Details to be confirmed

Again, the paper’s determined refusal to build on the past without making reference to it, creates some oddities.

For example, it says that “some parts of the record will need to be highly structured”, and that “name(s), date of birth, addresses and so forth will need to be stored once in a structured form and only re-entered if there are changes.”

Microsoft did a lot of work on this kind of structuring as part of the Common User Interface Programme that was part of its Enterprise wide Agreement with the NHS.

Yet it stopped with the EwA was axed this spring, and the consultation does not say who might take it up.
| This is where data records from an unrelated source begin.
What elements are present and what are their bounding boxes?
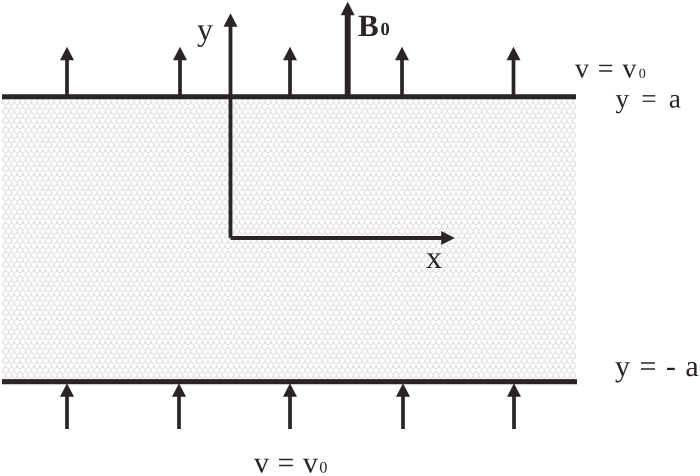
svg-text:v = v0: v = v0 [575,54,646,85]
B0 arrow (thick) [341,2,355,97]
bottom velocity arrow 5 [507,383,521,429]
bottom velocity arrow 2 [172,383,186,429]
svg-text:y: y [197,11,213,47]
top velocity arrow 4 [395,47,409,96]
svg-text:y = - a: y = - a [615,350,700,383]
bottom arrows (v field below lower plate) [60,383,521,429]
y axis [224,13,238,238]
bottom plate y = -a [2,379,577,384]
svg-text:y = a: y = a [616,84,684,114]
top velocity arrow 1 [60,47,74,96]
top arrows (v field above upper plate) [60,47,521,96]
svg-text:x: x [426,239,442,275]
top velocity arrow 2 [173,47,187,96]
top velocity arrow 5 [507,47,521,96]
bottom velocity arrow 1 [60,383,74,429]
bottom velocity arrow 3 [283,383,297,429]
top velocity arrow 3 [283,47,297,96]
top plate y = a [2,94,576,99]
fluid slab (textured region between plates) [2,97,576,379]
bottom velocity arrow 4 [396,383,410,429]
x axis [231,231,455,245]
svg-text:v = v0: v = v0 [254,447,327,476]
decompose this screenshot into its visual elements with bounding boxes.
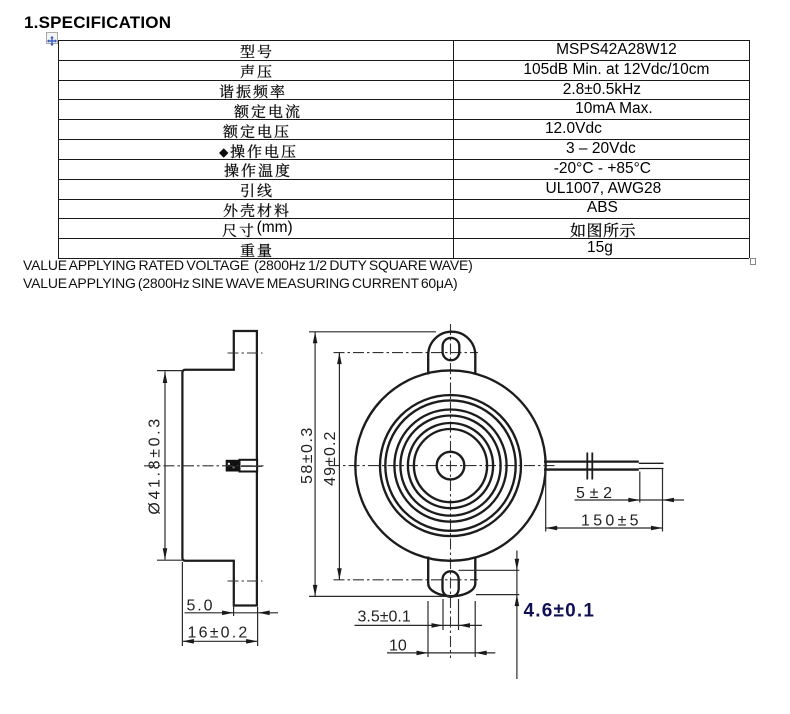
side view top tab centerline	[228, 352, 263, 354]
front view inner ring inner	[414, 429, 487, 502]
front view body circle outer	[380, 395, 521, 536]
150 left extension line	[545, 471, 547, 532]
svg-text:5.0: 5.0	[187, 598, 215, 615]
5.0 arrow right side	[258, 611, 270, 616]
wire break mark 1	[586, 453, 588, 480]
side view lead connector black block	[226, 460, 240, 472]
side view lead connector outlined block	[240, 460, 258, 472]
top tab hole centerline / 49-dim top reference	[334, 352, 479, 354]
dia41.8 dimension line	[164, 372, 166, 560]
10 extension right	[474, 601, 476, 657]
5+-2 arrow right	[663, 498, 675, 503]
10 dimension line	[387, 652, 495, 654]
3.5 extension right	[458, 599, 460, 630]
16 arrow left	[182, 639, 194, 644]
side view bottom tab centerline	[228, 580, 263, 582]
svg-text:16±0.2: 16±0.2	[188, 625, 250, 642]
svg-text:5±2: 5±2	[576, 485, 617, 502]
49 dimension line	[338, 353, 340, 580]
svg-text:3.5±0.1: 3.5±0.1	[358, 609, 411, 626]
front view inner ring outer	[408, 423, 493, 508]
wire lead bottom	[544, 468, 639, 470]
section title	[24, 13, 171, 33]
150 dimension line	[546, 527, 663, 529]
58 extension top	[309, 331, 436, 333]
front view vertical centerline	[450, 324, 452, 658]
stripped wire end top	[639, 462, 664, 464]
wire end extension line	[639, 472, 641, 503]
front view top mounting tab	[428, 332, 475, 375]
16 extension left	[181, 562, 183, 646]
3.5 extension left	[442, 599, 444, 630]
150 arrow right	[651, 526, 663, 531]
dia41.8 arrow down	[163, 548, 168, 560]
table move handle icon	[46, 32, 58, 44]
front view body circle inner	[385, 400, 515, 530]
58 arrow bottom	[313, 585, 318, 597]
front view ridge ring outer	[394, 410, 506, 522]
bottom tab hole	[443, 571, 459, 597]
49 arrow top	[337, 353, 342, 365]
16 arrow right	[246, 639, 258, 644]
5.0 extension line	[233, 600, 235, 617]
svg-text:58±0.3: 58±0.3	[299, 426, 316, 484]
bottom tab hole centerline / 49-dim bottom reference	[334, 579, 479, 581]
49 arrow bottom	[337, 568, 342, 580]
svg-text:49±0.2: 49±0.2	[322, 430, 339, 485]
svg-text:Ø41.8±0.3: Ø41.8±0.3	[147, 416, 164, 514]
4.6 top reference line	[459, 569, 520, 571]
58 dimension line	[314, 332, 316, 597]
wire tip extension line	[662, 469, 664, 532]
side view body outline	[182, 331, 257, 606]
10 extension left	[427, 601, 429, 657]
top tab hole	[443, 338, 460, 360]
stripped wire end bottom	[639, 468, 664, 470]
4.6 arrow up	[515, 595, 520, 607]
front view bottom mounting tab	[428, 557, 475, 597]
svg-text:150±5: 150±5	[581, 513, 642, 530]
note line 2	[23, 275, 458, 291]
side view main centerline	[144, 465, 264, 467]
4.6 bottom reference line	[476, 594, 519, 596]
5+-2 dimension line	[575, 499, 685, 501]
table resize handle	[750, 258, 757, 265]
front view ridge ring inner	[400, 416, 500, 516]
58 extension bottom	[309, 595, 452, 597]
dia41.8 extension top	[157, 370, 183, 372]
4.6 arrow down	[515, 559, 520, 571]
3.5 arrow right	[459, 623, 471, 628]
5+-2 arrow left	[628, 498, 640, 503]
dia41.8 extension bottom	[157, 559, 183, 561]
3.5 dimension line	[355, 624, 483, 626]
10 arrow left	[417, 651, 429, 656]
4.6 dimension line	[516, 551, 518, 680]
5.0 dimension line	[185, 612, 279, 614]
front view horizontal centerline	[329, 465, 557, 467]
wire break mark 2	[591, 453, 593, 480]
16 dimension line	[182, 640, 257, 642]
svg-text:10: 10	[389, 638, 407, 655]
3.5 arrow left	[432, 623, 444, 628]
svg-text:4.6±0.1: 4.6±0.1	[524, 601, 596, 622]
5.0 arrow left side	[222, 611, 234, 616]
dia41.8 arrow up	[163, 372, 168, 384]
front view center sound hole	[437, 452, 465, 480]
front view outer flange circle	[355, 370, 545, 560]
58 arrow top	[313, 332, 318, 344]
16 extension right	[257, 607, 259, 646]
specification table	[58, 40, 750, 258]
wire lead top	[544, 461, 639, 463]
note line 1	[23, 257, 473, 273]
150 arrow left	[546, 526, 558, 531]
10 arrow right	[475, 651, 487, 656]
The paper also says that “the information strategy will need to take a view of how current systems and services can be used to help drive the information revolution.”

It then lists a set of services, including the Personal Demographics Service, Choose and Book and other CfH programmes, without saying that is what they are, or how they will be taken forward.

And it talks about the need to generate information from aggregated data without mentioning the Secondary Uses Service; which was meant to do just that.

The focus on records rather than on a record also means that patients are promised “online access to the records held by their GP and, over time, to the records held by all providers.”

Over time, the paper also wants to see these records used for transactions, so patients can communicate with providers online and exchange information, such as health status and test results.

However, there is no mention of the HealthSpace portal that was, again, meant to let patients do just this, while viewing their Summary Care Record (yet another project that fails to get a mention).

Pros and cons

On the upside, ‘An information revolution’ sets out a clear direction for the use of information in the NHS.

If much of that direction is familiar, it also provides some welcome clarity about the point of the journey: which is to drive commissioners and clinicians into a new relationship with patients, in which patients have more control.

It also provides a bracing sense that health secretary Andrew Lansley wants change and not to hear reasons for not bringing it about.

On the downside, the paper fails to acknowledge the information strategies of the past and to attempt to learn from what was good and bad about them, about what worked and did not work, and why that might have been.

It also fails to acknowledge the decade-long attempt to deliver integrated electronic record systems to the NHS as the basis for the patient records it wants to use as the source of information in and about the health service.

Finally, it leaves a lot of detail to be decided at the outcome of the consultation. The 34 questions posed at the end of the 70 page document suggest that the DH is eager for feedback – or that a lot of detail has to be worked through before January.